On would have to admit, looking at the nearby, Yahoo-sourced price chart of the past week for Yahoo, Microsoft and the S&P500, that Icahn's move has gained nearly-instant credibility.
Notice how Yahoo's price rocketed upward on the news of Icahn's focus on the company and its board?
Icahn further commented, again, according to Bloomberg,
"Accepting Microsoft's offer is a better option than going it alone, Icahn said. The board ``completely botched'' negotiations with Microsoft, prompting some Yahoo shareholders to ask Icahn to step in, he said."
Looks like investors agree, looking at this 6-month Yahoo-sourced chart of the same companies and information.
Yahoo's price shot up upon news of the Microsoft offer, then plunged when it was taken off the table recently. Major institutional shareholders were livid, and said so publicly.
The Bloomberg piece describes Icahn's slate of directors,
"Icahn's board nominees include Mark Cuban, owner of the Dallas Mavericks basketball team, and Frank Biondi Jr., former chief executive officer of Viacom Inc. Icahn said he has sought regulatory clearance to buy as much as $2.5 billion in Yahoo stock, about 6.7 percent of the company's outstanding shares as of April 30.
Icahn also nominated himself for Yahoo's board, along with Keith Meister, principal executive officer of Icahn Enterprises Inc. The other nominees are Lucian Bebchuk, a professor at Harvard Law School; John Chapple, the former CEO of Nextel Partners Inc.; Adam Dell, managing general partner of Impact Venture Partners; Edward Meyer, CEO of Ocean Road Advisors Inc.; Brian Posner, former CEO of ClearBridge Advisors LLC; and Robert Shaye, co-CEO of New Line Cinema. "

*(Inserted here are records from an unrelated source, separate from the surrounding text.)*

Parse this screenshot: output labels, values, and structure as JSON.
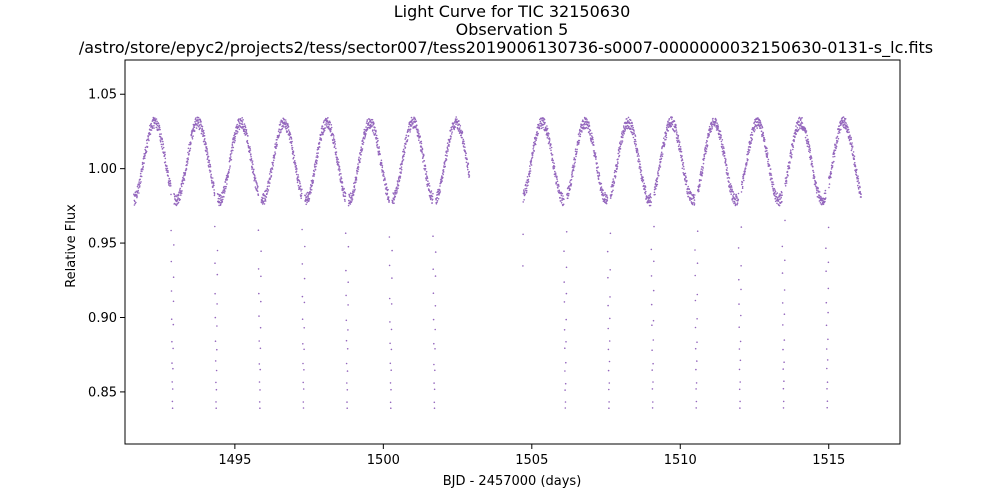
{
  "chart_data": {
    "type": "scatter",
    "title_lines": [
      "Light Curve for TIC 32150630",
      "Observation 5",
      "/astro/store/epyc2/projects2/tess/sector007/tess2019006130736-s0007-0000000032150630-0131-s_lc.fits"
    ],
    "xlabel": "BJD - 2457000 (days)",
    "ylabel": "Relative Flux",
    "xlim": [
      1491.3,
      1517.4
    ],
    "ylim": [
      0.815,
      1.073
    ],
    "xticks": [
      1495,
      1500,
      1505,
      1510,
      1515
    ],
    "yticks": [
      0.85,
      0.9,
      0.95,
      1.0,
      1.05
    ],
    "xtick_labels": [
      "1495",
      "1500",
      "1505",
      "1510",
      "1515"
    ],
    "ytick_labels": [
      "0.85",
      "0.90",
      "0.95",
      "1.00",
      "1.05"
    ],
    "grid": false,
    "marker_color": "#9467bd",
    "segments": [
      {
        "x_start": 1491.6,
        "x_end": 1502.9
      },
      {
        "x_start": 1504.7,
        "x_end": 1516.1
      }
    ],
    "variability": {
      "mean_flux": 1.005,
      "amplitude": 0.026,
      "period_days": 1.45,
      "first_peak": 1492.3
    },
    "eclipse": {
      "period_days": 1.47,
      "first_center": 1492.9,
      "depth_flux": 0.835
    }
  }
}
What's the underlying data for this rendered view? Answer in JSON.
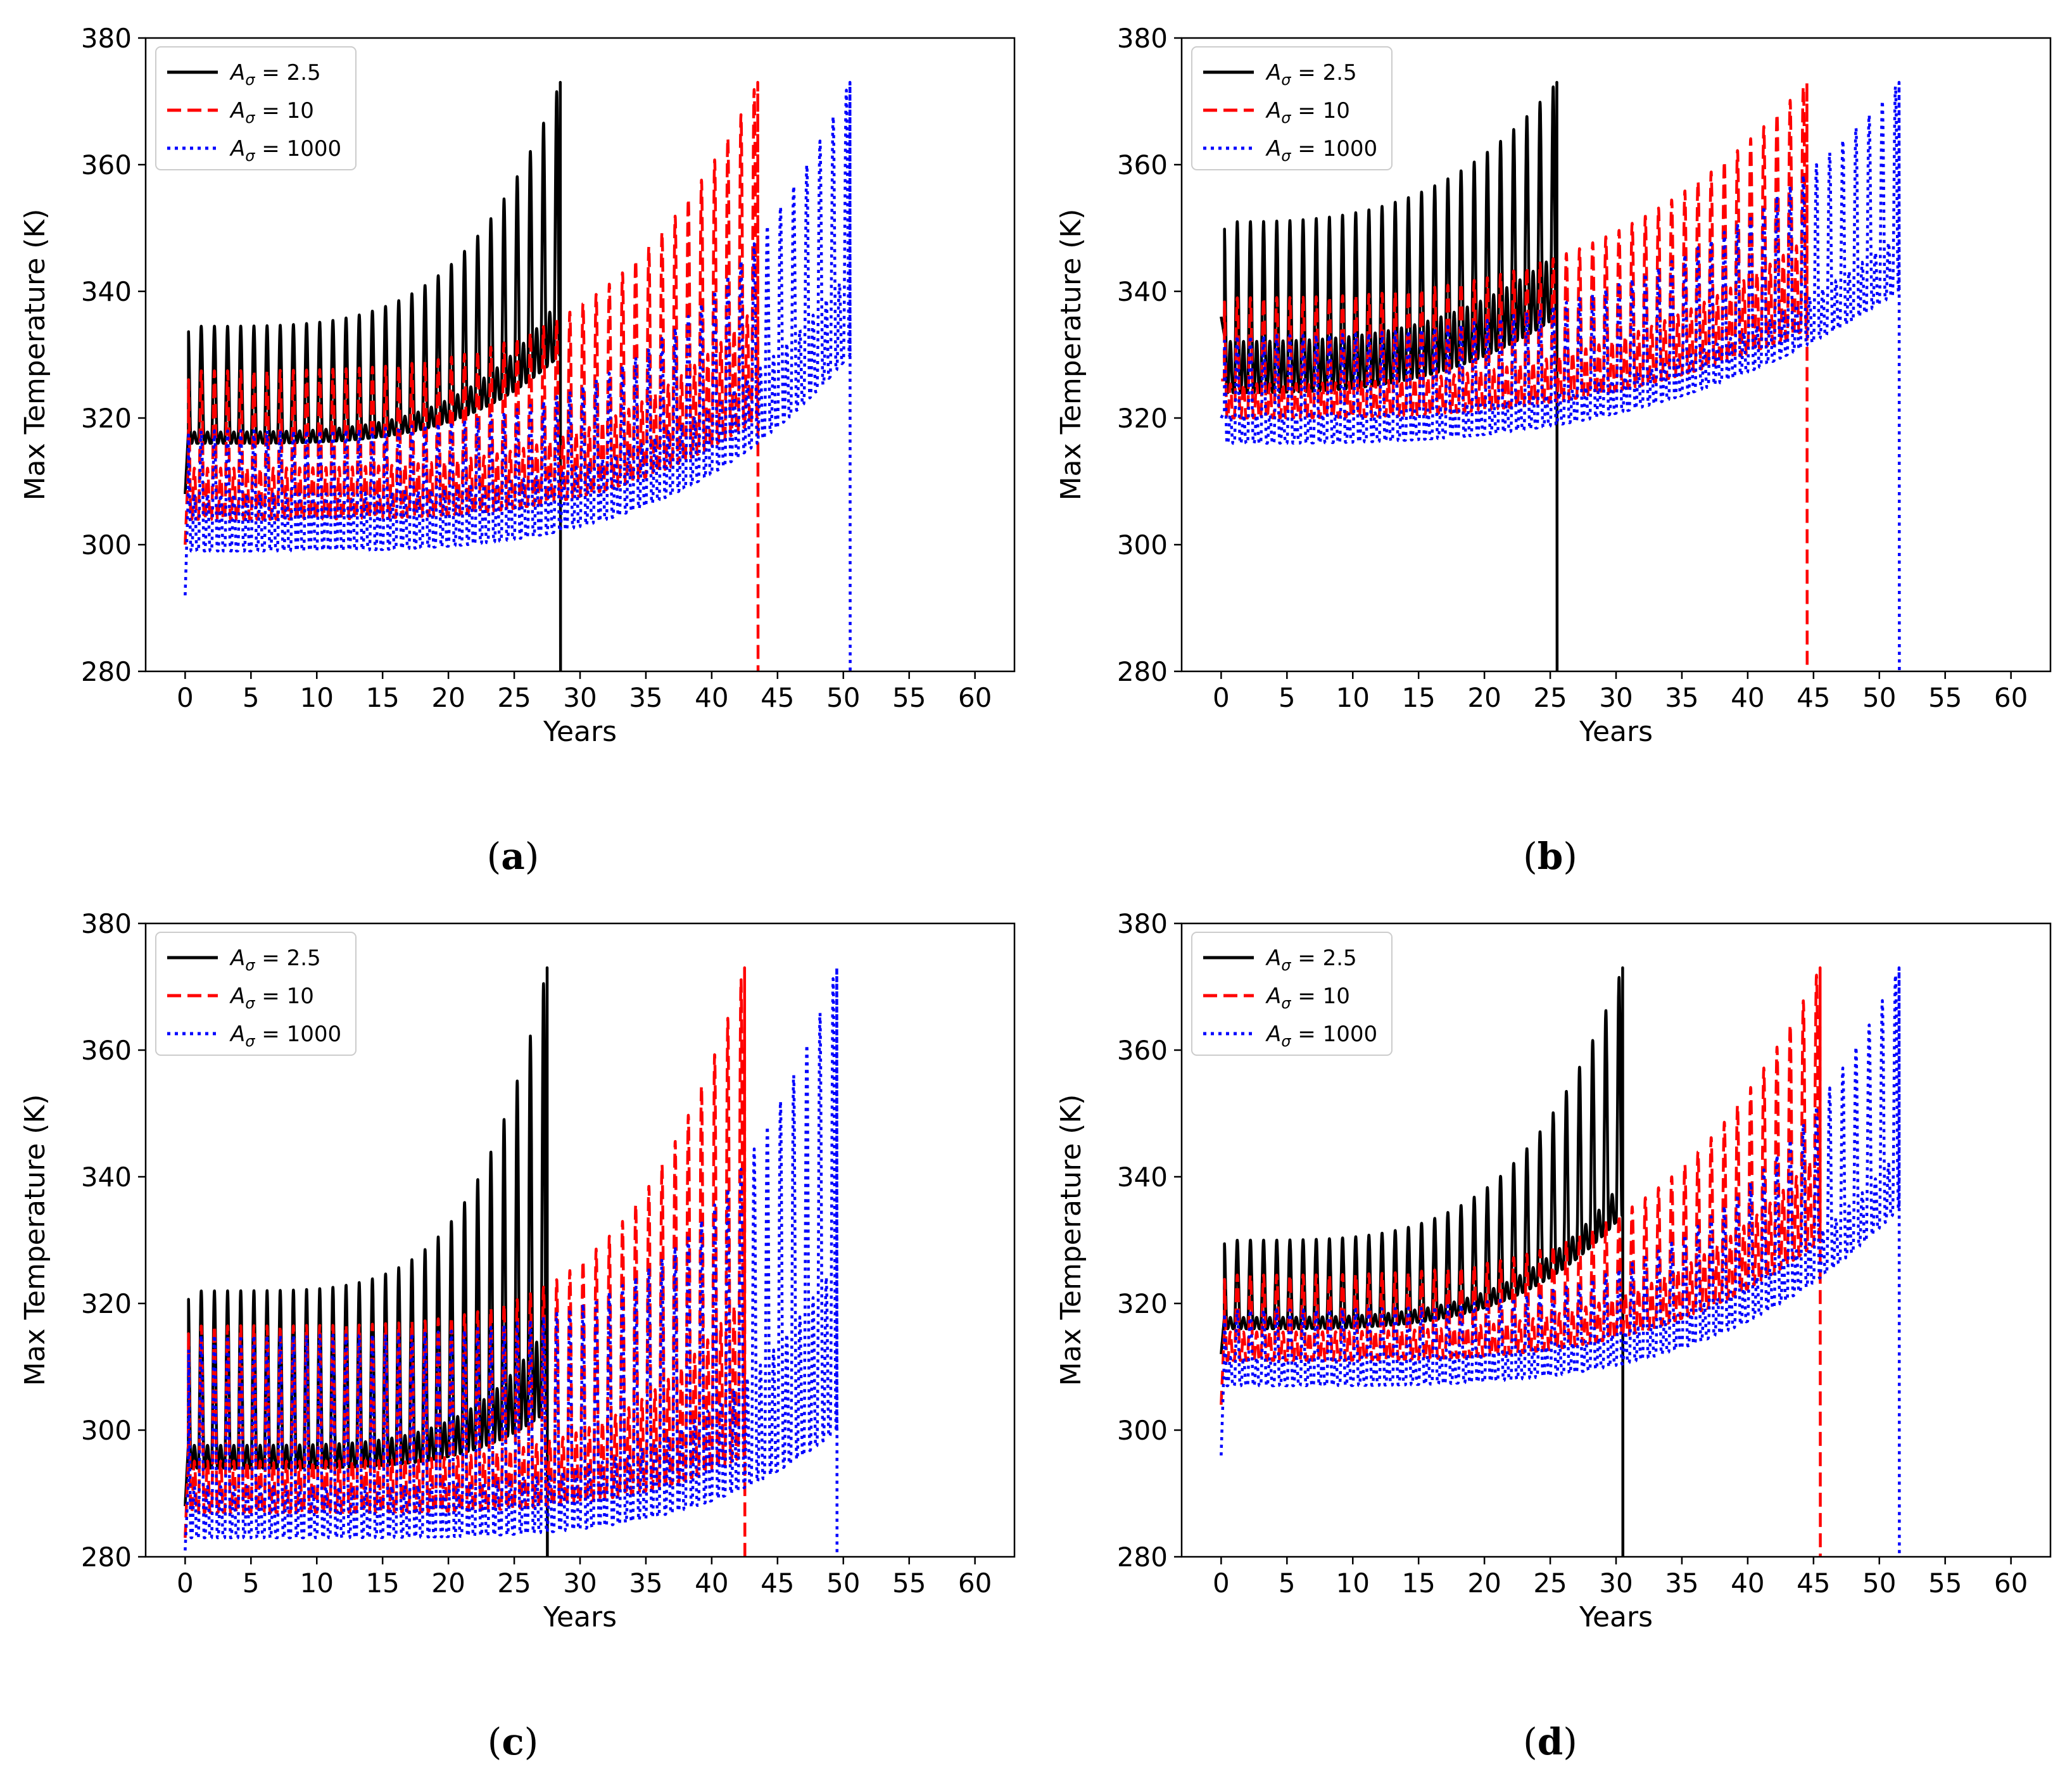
{
  "colors": {
    "black": "#000000",
    "red": "#ff0000",
    "blue": "#0000ff"
  },
  "chart_data": [
    {
      "type": "line",
      "panel": "(a)",
      "panel_letter": "a",
      "xlabel": "Years",
      "ylabel": "Max Temperature (K)",
      "xlim": [
        -3,
        63
      ],
      "ylim": [
        280,
        380
      ],
      "xticks": [
        "0",
        "5",
        "10",
        "15",
        "20",
        "25",
        "30",
        "35",
        "40",
        "45",
        "50",
        "55",
        "60"
      ],
      "yticks": [
        "280",
        "300",
        "320",
        "340",
        "360",
        "380"
      ],
      "legend_position": "top-left",
      "series": [
        {
          "name": "A_σ = 2.5",
          "label_base": "A",
          "label_sub": "σ",
          "label_val": " = 2.5",
          "style": "solid",
          "color": "#000000",
          "end_year": 28.5,
          "t0": 308,
          "upper_start": 334.5,
          "upper_end": 373,
          "lower_start": 316,
          "lower_end": 330,
          "mid_start": 318,
          "mid_end": 340,
          "n_cycles": 28,
          "k": 4
        },
        {
          "name": "A_σ = 10",
          "label_base": "A",
          "label_sub": "σ",
          "label_val": " = 10",
          "style": "dashed",
          "color": "#ff0000",
          "end_year": 43.5,
          "t0": 300,
          "upper_start": 327.5,
          "upper_end": 373,
          "lower_start": 304,
          "lower_end": 320,
          "mid_start": 313,
          "mid_end": 340,
          "n_cycles": 43,
          "k": 4
        },
        {
          "name": "A_σ = 1000",
          "label_base": "A",
          "label_sub": "σ",
          "label_val": " = 1000",
          "style": "dotted",
          "color": "#0000ff",
          "end_year": 50.5,
          "t0": 292,
          "upper_start": 318,
          "upper_end": 373,
          "lower_start": 299,
          "lower_end": 330,
          "mid_start": 309,
          "mid_end": 345,
          "n_cycles": 50,
          "k": 4
        }
      ]
    },
    {
      "type": "line",
      "panel": "(b)",
      "panel_letter": "b",
      "xlabel": "Years",
      "ylabel": "Max Temperature (K)",
      "xlim": [
        -3,
        63
      ],
      "ylim": [
        280,
        380
      ],
      "xticks": [
        "0",
        "5",
        "10",
        "15",
        "20",
        "25",
        "30",
        "35",
        "40",
        "45",
        "50",
        "55",
        "60"
      ],
      "yticks": [
        "280",
        "300",
        "320",
        "340",
        "360",
        "380"
      ],
      "legend_position": "top-left",
      "series": [
        {
          "name": "A_σ = 2.5",
          "label_base": "A",
          "label_sub": "σ",
          "label_val": " = 2.5",
          "style": "solid",
          "color": "#000000",
          "end_year": 25.5,
          "t0": 336,
          "upper_start": 351,
          "upper_end": 373,
          "lower_start": 324,
          "lower_end": 336,
          "mid_start": 333,
          "mid_end": 347,
          "n_cycles": 25,
          "k": 3
        },
        {
          "name": "A_σ = 10",
          "label_base": "A",
          "label_sub": "σ",
          "label_val": " = 10",
          "style": "dashed",
          "color": "#ff0000",
          "end_year": 44.5,
          "t0": 326,
          "upper_start": 339,
          "upper_end": 373,
          "lower_start": 320,
          "lower_end": 334,
          "mid_start": 326,
          "mid_end": 350,
          "n_cycles": 44,
          "k": 3
        },
        {
          "name": "A_σ = 1000",
          "label_base": "A",
          "label_sub": "σ",
          "label_val": " = 1000",
          "style": "dotted",
          "color": "#0000ff",
          "end_year": 51.5,
          "t0": 320,
          "upper_start": 333,
          "upper_end": 373,
          "lower_start": 316,
          "lower_end": 340,
          "mid_start": 321,
          "mid_end": 350,
          "n_cycles": 51,
          "k": 3
        }
      ]
    },
    {
      "type": "line",
      "panel": "(c)",
      "panel_letter": "c",
      "xlabel": "Years",
      "ylabel": "Max Temperature (K)",
      "xlim": [
        -3,
        63
      ],
      "ylim": [
        280,
        380
      ],
      "xticks": [
        "0",
        "5",
        "10",
        "15",
        "20",
        "25",
        "30",
        "35",
        "40",
        "45",
        "50",
        "55",
        "60"
      ],
      "yticks": [
        "280",
        "300",
        "320",
        "340",
        "360",
        "380"
      ],
      "legend_position": "top-left",
      "series": [
        {
          "name": "A_σ = 2.5",
          "label_base": "A",
          "label_sub": "σ",
          "label_val": " = 2.5",
          "style": "solid",
          "color": "#000000",
          "end_year": 27.5,
          "t0": 288,
          "upper_start": 322,
          "upper_end": 373,
          "lower_start": 294,
          "lower_end": 303,
          "mid_start": 298,
          "mid_end": 318,
          "n_cycles": 27,
          "k": 5
        },
        {
          "name": "A_σ = 10",
          "label_base": "A",
          "label_sub": "σ",
          "label_val": " = 10",
          "style": "dashed",
          "color": "#ff0000",
          "end_year": 42.5,
          "t0": 283,
          "upper_start": 316.5,
          "upper_end": 373,
          "lower_start": 287,
          "lower_end": 296,
          "mid_start": 296,
          "mid_end": 325,
          "n_cycles": 42,
          "k": 5
        },
        {
          "name": "A_σ = 1000",
          "label_base": "A",
          "label_sub": "σ",
          "label_val": " = 1000",
          "style": "dotted",
          "color": "#0000ff",
          "end_year": 49.5,
          "t0": 281,
          "upper_start": 315,
          "upper_end": 373,
          "lower_start": 283,
          "lower_end": 300,
          "mid_start": 292,
          "mid_end": 330,
          "n_cycles": 49,
          "k": 5
        }
      ]
    },
    {
      "type": "line",
      "panel": "(d)",
      "panel_letter": "d",
      "xlabel": "Years",
      "ylabel": "Max Temperature (K)",
      "xlim": [
        -3,
        63
      ],
      "ylim": [
        280,
        380
      ],
      "xticks": [
        "0",
        "5",
        "10",
        "15",
        "20",
        "25",
        "30",
        "35",
        "40",
        "45",
        "50",
        "55",
        "60"
      ],
      "yticks": [
        "280",
        "300",
        "320",
        "340",
        "360",
        "380"
      ],
      "legend_position": "top-left",
      "series": [
        {
          "name": "A_σ = 2.5",
          "label_base": "A",
          "label_sub": "σ",
          "label_val": " = 2.5",
          "style": "solid",
          "color": "#000000",
          "end_year": 30.5,
          "t0": 312,
          "upper_start": 330,
          "upper_end": 373,
          "lower_start": 316,
          "lower_end": 334,
          "mid_start": 318,
          "mid_end": 340,
          "n_cycles": 30,
          "k": 4
        },
        {
          "name": "A_σ = 10",
          "label_base": "A",
          "label_sub": "σ",
          "label_val": " = 10",
          "style": "dashed",
          "color": "#ff0000",
          "end_year": 45.5,
          "t0": 304,
          "upper_start": 324.5,
          "upper_end": 373,
          "lower_start": 311,
          "lower_end": 330,
          "mid_start": 316,
          "mid_end": 346,
          "n_cycles": 45,
          "k": 4
        },
        {
          "name": "A_σ = 1000",
          "label_base": "A",
          "label_sub": "σ",
          "label_val": " = 1000",
          "style": "dotted",
          "color": "#0000ff",
          "end_year": 51.5,
          "t0": 296,
          "upper_start": 319,
          "upper_end": 373,
          "lower_start": 307,
          "lower_end": 335,
          "mid_start": 312,
          "mid_end": 345,
          "n_cycles": 51,
          "k": 4
        }
      ]
    }
  ]
}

There have been a handful of articles discussing how Microsoft is still in the driver's seat, has the advantage, may still not want to risk the acquisition, etc. And there's probably some truth to all of that.
Carl Icahn can't unilaterally make this happen, as he has with some other recent deals, like BEA-Oracle, or the Blockbuster situation.
But it's fair to say that if there's even a scintilla of interest remaining on Microsoft's part, which would, admittedly, probably be bad for those shareholders, you can bet Icahn's going to revive that and get more for himself and his new fellow Yahoo shareholders.
More and more, Icahn is my kind of guy, in terms of having the money and tenacity to push for the shareholder returns he believes are reasonable, usually stopping short of Eddie Lampert's mistake of thinking he can actually run the company.
Should be an interesting time until the Yahoo annual meeting. With any luck, Yang, Yahoo's co-founder, will be kicked out, and Yahoo shareholders will recover some of the lost return for which the inept Yang is responsible.